Now that the most recent issue of “Justice League” transformed the members of the team into different gods, there’s a lot of ground to cover. The end result is the various “Justice League: Darkseid War” one-shots, allowing for some slight detours for which there isn’t the space within “Justice League” itself. Rob Williams and Jesus Merino’s “Justice League: Darkseid War: The Flash” is a good example of how you can take advantage of these stories to give extra characterization to an otherwise crowded storyline.
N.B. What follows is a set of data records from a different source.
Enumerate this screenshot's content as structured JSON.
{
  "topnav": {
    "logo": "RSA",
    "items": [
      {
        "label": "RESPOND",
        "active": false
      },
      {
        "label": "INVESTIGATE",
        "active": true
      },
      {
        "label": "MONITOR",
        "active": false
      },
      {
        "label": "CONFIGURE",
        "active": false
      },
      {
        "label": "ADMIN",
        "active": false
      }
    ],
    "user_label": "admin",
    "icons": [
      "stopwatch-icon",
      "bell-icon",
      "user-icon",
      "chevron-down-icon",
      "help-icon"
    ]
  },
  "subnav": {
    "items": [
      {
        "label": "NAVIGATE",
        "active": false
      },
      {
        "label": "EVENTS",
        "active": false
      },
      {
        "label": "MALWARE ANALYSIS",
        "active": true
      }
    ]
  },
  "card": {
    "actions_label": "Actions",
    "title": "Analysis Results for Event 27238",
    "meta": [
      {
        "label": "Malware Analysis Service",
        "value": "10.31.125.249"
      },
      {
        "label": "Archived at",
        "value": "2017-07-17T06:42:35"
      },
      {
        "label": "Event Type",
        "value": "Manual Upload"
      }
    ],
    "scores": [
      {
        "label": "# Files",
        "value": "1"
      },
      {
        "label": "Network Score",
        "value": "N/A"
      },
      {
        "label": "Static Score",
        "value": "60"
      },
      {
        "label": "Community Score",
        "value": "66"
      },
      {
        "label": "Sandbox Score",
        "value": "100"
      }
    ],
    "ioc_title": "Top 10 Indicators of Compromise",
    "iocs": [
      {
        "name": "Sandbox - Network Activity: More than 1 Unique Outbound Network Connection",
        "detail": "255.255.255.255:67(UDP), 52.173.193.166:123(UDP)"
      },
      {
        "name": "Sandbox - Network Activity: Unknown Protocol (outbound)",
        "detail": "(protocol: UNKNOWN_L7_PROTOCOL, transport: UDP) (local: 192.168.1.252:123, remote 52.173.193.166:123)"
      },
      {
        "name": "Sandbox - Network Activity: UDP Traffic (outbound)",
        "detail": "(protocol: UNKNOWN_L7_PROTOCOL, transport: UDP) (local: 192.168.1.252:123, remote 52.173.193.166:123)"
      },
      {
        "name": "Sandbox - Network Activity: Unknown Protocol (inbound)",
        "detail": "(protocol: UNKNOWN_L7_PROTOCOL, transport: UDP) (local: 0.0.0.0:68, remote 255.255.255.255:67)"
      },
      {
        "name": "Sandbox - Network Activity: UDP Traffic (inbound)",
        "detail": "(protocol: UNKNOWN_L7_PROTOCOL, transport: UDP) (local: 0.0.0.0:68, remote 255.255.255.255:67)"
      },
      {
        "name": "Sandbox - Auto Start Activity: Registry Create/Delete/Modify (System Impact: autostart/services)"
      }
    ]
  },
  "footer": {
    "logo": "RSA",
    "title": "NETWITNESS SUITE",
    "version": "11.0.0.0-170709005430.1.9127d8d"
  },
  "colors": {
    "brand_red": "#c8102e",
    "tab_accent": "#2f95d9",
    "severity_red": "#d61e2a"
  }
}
Williams’ plot shows us what it’s like for the Flash to be bonded to the Black Racer, essentially becoming the personification of death itself. We’ve seen the Flash try to outrun death and that idea is played with here as well, but Williams crams a lot of other material into the issue as well. At its center is the idea that — in order to complete the union of the Flash and the Black Racer — the Flash has to take a single life, in addition to the consequences both of refusing to do so as well as what would happen if he agrees.
The end result is a mixture of moral questions — trying to decide what action is really for the greater good, as well as if inaction is applied — and a reminder of the moments in Barry Allen’s life that have made him the man that he currently is. It’s material that we’ve seen in one form or another, but Williams brings it all together in a cohesive and satisfying manner. For a story that seems to take place between panels of “Justice League” #45, making this work is no small feat. It’s a solid story that holds your attention from start to finish; when you consider that Williams can’t really make any big changes to Geoff Johns’s “Justice League” story itself, that’s no small feat.
It’s nice to see Merino drawing “Justice League: Darkseid War: The Flash,” as he gives the Flash’s struggle a visual pathos when things go south. Merino gives Barry’s facial expressions the appropriate level of worry and indecision, as every choice he makes proves not one can perfectly fix everything. He’s especially good at the normally-trite image of the single, manly tear inching down the hero’s cheek; I will give Merino credit that a teary-eyed Black Racer is not what I was expecting here, but it syncs up perfectly with Williams’ script. When we see death — or, in this case, Death — above the horizon, it’s a marvelously eerie moment Merino and colorist Guy Major sell perfectly.
“Justice League: Darkseid War: The Flash” #1 could have been a throwaway, instantly forgettable comic. Instead, Williams and Merino have taken the ideas posited in “Justice League” by Johns and turned them into something that definitely accentuates the overall storyline. A nice job by all involved.